• Elon Musk notified regulators Friday that he was calling off his deal to buy Twitter.
  • Experts say Musk could face an ugly legal battle and a hefty fine if he indeed walks away.
  • Twitter told Insider earlier Friday that it intended to enforce its contract; that was before Musk's announcement.

If Elon Musk follows through on breaking his $44 billion agreement to buy Twitter, he could be setting himself up for a big legal fight — and potentially a $1 billion breakup fee.

That's because he's already signed on the dotted line to buy the company, which he did after waiving the option to evaluate Twitter's business in advance. Before the late Friday announcement filed with regulators that said Musk would walk away from the deal, experts told Insider that they didn't see many ways Musk could get out of the deal without consequences.

Musk has taken issue with Twitter's assertions that less that 5% of accounts on its service are bots. 

Earlier Friday, before the announcement from Musk, Twitter told Insider that it intended to enforce the contract. The company didn't immediately release a statement in the wake of the news of the breaking of the deal.

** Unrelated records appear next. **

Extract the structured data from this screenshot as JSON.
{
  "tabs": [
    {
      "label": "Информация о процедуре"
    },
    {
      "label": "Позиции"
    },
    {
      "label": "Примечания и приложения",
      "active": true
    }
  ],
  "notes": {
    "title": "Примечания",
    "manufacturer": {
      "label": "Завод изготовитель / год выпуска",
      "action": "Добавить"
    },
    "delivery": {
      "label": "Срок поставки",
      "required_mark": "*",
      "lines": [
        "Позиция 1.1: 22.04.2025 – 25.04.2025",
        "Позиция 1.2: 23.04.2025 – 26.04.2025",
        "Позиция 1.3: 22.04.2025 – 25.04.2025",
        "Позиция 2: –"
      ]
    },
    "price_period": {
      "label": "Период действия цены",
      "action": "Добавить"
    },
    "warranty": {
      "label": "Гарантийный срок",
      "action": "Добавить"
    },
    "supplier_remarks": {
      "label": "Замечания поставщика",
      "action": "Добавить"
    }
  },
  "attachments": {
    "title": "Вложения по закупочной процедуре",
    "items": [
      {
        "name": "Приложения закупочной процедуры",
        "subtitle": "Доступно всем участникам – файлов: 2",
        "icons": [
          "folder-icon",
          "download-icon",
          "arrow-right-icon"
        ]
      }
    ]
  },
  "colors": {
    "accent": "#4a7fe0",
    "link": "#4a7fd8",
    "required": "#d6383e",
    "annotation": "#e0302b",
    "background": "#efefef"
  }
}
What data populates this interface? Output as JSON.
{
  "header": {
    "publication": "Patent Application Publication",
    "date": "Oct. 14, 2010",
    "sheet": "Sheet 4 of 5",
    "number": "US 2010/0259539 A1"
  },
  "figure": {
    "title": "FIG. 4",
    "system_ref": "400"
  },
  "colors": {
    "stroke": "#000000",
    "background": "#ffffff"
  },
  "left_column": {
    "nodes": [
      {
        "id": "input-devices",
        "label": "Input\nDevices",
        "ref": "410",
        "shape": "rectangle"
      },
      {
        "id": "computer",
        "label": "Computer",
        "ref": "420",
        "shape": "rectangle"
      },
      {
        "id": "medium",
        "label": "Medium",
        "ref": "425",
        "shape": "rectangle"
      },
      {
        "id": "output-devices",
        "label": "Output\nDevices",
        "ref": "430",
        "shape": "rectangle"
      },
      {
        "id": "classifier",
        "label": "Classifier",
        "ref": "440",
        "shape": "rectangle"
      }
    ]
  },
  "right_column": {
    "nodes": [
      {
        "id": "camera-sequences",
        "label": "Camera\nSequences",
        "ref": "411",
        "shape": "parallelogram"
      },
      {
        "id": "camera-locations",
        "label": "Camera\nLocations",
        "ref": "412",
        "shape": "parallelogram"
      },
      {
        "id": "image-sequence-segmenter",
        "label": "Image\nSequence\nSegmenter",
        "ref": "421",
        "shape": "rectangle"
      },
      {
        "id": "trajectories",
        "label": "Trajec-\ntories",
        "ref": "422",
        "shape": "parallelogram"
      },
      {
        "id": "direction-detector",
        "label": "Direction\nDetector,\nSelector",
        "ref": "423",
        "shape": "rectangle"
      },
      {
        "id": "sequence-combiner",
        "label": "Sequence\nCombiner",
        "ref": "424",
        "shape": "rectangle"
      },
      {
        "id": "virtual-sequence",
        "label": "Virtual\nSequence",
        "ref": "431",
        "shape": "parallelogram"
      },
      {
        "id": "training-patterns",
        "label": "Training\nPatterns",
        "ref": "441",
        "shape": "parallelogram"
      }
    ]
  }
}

"Twitter has and will continue to cooperatively share information with Mr. Musk to consummate the transaction in accordance with the terms of the merger agreement," the earlier statement said. "We intend to close the transaction and enforce the merger agreement at the agreed price and terms"

Whether there's a fight brewing remains to be seen.

'A very hard legal claim to win'

Contracts are structured to give sellers certainty, with protections built in to ensure the deal goes through, barring any so-called material adverse effects.

Though Musk has raised concerns that the true number of Twitter bots could jeopardize the deal, Delaware courts have imposed a very high bar for what constitutes a "material adverse effect" that would allow a buyer to exit a deal, said Brian Quinn, associate professor at the Boston College Law School. (Many companies are registered in Delaware because of the state's business-friendly legal system.) 

"Generally with these kinds of deals, once you've signed the contract, absent government intervention or an over-bidder, or some material adverse event between signing and closing, these deals will close," Quinn said before the news of Musk trying to cancel the deal, calling a material adverse event a "very hard legal claim to win."

Twitter's board has indicated plans for a shareholder meeting this summer to vote on the deal. A date for the vote hasn't been set yet, Twitter confirmed.

Renegotiating

Twitter may have reasons to be open renegotiating, according to Chester Sp att, a professor of finance at Carnegie Mellon University's Tepper School of Business and a former chief economist at the Securities and Exchange Commission. He commented before the SEC filing from Musk.

"The Twitter folks may think they're going to prevail in court, but they want to resolve the uncertainty," he said. "Or they feel that rather than incurring the costs [of a legal battle] that they maybe concede a little bit to help Musk save face."

Still, some observers are skeptical that a renegotiation is possible. Carl Tobias, Williams Chair in Law at the University of Richmond, told Insider he thinks Twitter will oppose lowering the price given the high value of Musk's initial offer. 

Walking away

Then, of course, there was always the chance that Musk walked. Tobias said earlier that Musk might have tried to argue that Twitter hasn't upheld its part of the contract by allegedly misrepresenting how many valid users it has. 

McClain took a similar view. "I'm sure he's paying a lot of lawyers a lot of money to figure out a way to circumvent the 'ironclad' document that he signed," he said.

But this move could come with harsh penalties attached, Karen Woody, an associate professor at the Washington and Lee University School of Law who studies securities law, told Insider earlier this year. 

"The short answer is, he'll be sued," Woody said. "There's a contract here, and it's binding."

If Musk ends up backing out, Twitter could sue him for the $1 billion termination fee set in the terms of the deal, though as Carnegie Mellon's Spatt pointed out, $1 billion is less than 2.5% of the entire value of the deal, and a fraction of a percentage of Musk's fortune.

"If he's only on the hook for the billion, I think it's pretty straightforward: He should walk away," Spatt said. "He should pay the billion and protect his net worth," Spatt said before the SEC announcement.

But Twitter could also sue him to force the deal through anyway. In that scenario, Twitter would ask a court to enforce what's known as a "specific performance" clause in deal contracts that requires parties to do what they said they'd do to close the deal. Either way it would result in Musk fighting it out in court.